Purge package pool/cache

sputnik.purge(<app_name>, <app_version>, data_path='packages')


install, find, package, files, search and remove commands accept version constraint strings that follow semantic versioning, e.g.:

sputnik.install(<app_name>, <app_version>, 'my_model ==1.0.0', data_path='packages')
sputnik.find(<app_name>, <app_version>, 'my_model >1.0.0', data_path='packages')
sputnik.package(<app_name>, <app_version>, 'my_model >=1.0.0', data_path='packages')
sputnik.search(<app_name>, <app_version>, 'my_model <1.0.0', data_path='packages')
sputnik.files(<app_name>, <app_version>, 'my_model <=1.0.0', data_path='packages')
sputnik.remove(<app_name>, <app_version>, 'my_model ==1.0.0', data_path='packages')

Multiple version constraints can be concatenated with commas, e.g., my_model >=1.0.0,<2.0.0. The constraint expression is satisfied if all individual constraints are satisfied.

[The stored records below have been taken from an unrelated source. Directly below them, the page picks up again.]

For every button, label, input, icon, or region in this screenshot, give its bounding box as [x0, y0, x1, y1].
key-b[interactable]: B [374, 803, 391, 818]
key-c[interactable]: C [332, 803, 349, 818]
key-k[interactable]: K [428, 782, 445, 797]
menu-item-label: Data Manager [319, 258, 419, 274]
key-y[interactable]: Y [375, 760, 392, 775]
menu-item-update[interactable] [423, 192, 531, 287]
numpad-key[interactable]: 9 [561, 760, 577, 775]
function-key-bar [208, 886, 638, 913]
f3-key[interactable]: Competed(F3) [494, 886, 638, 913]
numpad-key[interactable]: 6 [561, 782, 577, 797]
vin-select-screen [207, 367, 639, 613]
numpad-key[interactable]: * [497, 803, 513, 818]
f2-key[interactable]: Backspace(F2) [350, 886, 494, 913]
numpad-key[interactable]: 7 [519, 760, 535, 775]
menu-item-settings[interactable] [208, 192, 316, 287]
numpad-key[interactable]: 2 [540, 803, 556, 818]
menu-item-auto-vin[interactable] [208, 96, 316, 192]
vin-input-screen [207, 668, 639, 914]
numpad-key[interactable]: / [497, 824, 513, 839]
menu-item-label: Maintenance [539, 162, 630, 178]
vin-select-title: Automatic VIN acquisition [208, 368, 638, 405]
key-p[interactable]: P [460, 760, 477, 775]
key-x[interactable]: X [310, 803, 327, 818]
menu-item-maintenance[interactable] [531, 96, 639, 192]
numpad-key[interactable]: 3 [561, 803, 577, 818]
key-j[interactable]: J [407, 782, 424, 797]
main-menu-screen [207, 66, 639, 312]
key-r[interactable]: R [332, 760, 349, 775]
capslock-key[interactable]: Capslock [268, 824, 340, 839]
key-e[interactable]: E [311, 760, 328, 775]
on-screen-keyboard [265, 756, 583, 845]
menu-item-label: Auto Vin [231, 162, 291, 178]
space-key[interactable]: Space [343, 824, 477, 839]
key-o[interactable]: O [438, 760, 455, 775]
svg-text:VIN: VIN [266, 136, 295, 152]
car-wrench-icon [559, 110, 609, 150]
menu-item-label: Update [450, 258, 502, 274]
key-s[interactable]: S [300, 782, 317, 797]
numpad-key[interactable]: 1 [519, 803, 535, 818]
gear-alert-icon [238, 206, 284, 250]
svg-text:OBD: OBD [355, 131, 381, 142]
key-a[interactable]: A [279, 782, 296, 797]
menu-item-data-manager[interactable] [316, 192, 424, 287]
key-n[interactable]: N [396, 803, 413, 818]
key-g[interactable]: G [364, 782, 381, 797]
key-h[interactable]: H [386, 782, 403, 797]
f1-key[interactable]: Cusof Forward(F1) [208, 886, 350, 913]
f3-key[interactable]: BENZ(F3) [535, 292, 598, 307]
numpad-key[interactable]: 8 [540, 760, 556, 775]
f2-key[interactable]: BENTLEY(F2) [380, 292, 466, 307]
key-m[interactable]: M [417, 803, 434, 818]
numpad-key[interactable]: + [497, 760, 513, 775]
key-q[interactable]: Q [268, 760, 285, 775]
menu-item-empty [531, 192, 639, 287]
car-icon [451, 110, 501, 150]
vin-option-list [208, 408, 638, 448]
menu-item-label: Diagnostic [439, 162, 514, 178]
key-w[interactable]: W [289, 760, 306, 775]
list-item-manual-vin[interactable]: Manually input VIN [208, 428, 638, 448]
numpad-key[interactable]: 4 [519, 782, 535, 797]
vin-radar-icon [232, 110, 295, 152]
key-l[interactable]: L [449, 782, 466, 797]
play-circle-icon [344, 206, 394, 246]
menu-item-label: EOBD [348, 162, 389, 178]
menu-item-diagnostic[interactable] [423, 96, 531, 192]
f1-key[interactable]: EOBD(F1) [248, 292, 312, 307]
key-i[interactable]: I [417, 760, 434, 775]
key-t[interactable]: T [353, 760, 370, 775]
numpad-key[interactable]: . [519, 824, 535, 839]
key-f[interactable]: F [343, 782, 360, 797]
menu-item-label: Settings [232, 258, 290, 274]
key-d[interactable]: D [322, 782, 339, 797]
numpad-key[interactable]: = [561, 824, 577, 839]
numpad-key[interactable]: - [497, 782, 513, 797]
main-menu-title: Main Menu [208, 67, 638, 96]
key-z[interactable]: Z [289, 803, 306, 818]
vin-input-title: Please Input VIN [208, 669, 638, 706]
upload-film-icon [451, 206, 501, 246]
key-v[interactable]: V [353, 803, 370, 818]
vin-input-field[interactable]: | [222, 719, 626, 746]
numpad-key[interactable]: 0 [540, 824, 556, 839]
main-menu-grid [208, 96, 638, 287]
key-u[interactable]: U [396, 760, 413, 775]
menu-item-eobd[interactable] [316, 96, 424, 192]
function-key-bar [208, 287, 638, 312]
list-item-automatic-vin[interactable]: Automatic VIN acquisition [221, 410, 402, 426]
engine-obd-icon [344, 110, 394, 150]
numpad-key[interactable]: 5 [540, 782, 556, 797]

Sputnik allows to specify compatibility of a package with an app's name to let an index server provide app-specific views on installable packages. An app in this context is the project that imports Sputnik (e.g., my_library).


  "name": "my_model",
  "description": "this model is awesome",
  "include": ["data/*"],
  "version": "2.0.0",
  "license": "public domain",
  "compatibility": {
    "my_library": null

Currently no compatibility checks are performed within Sputnik code.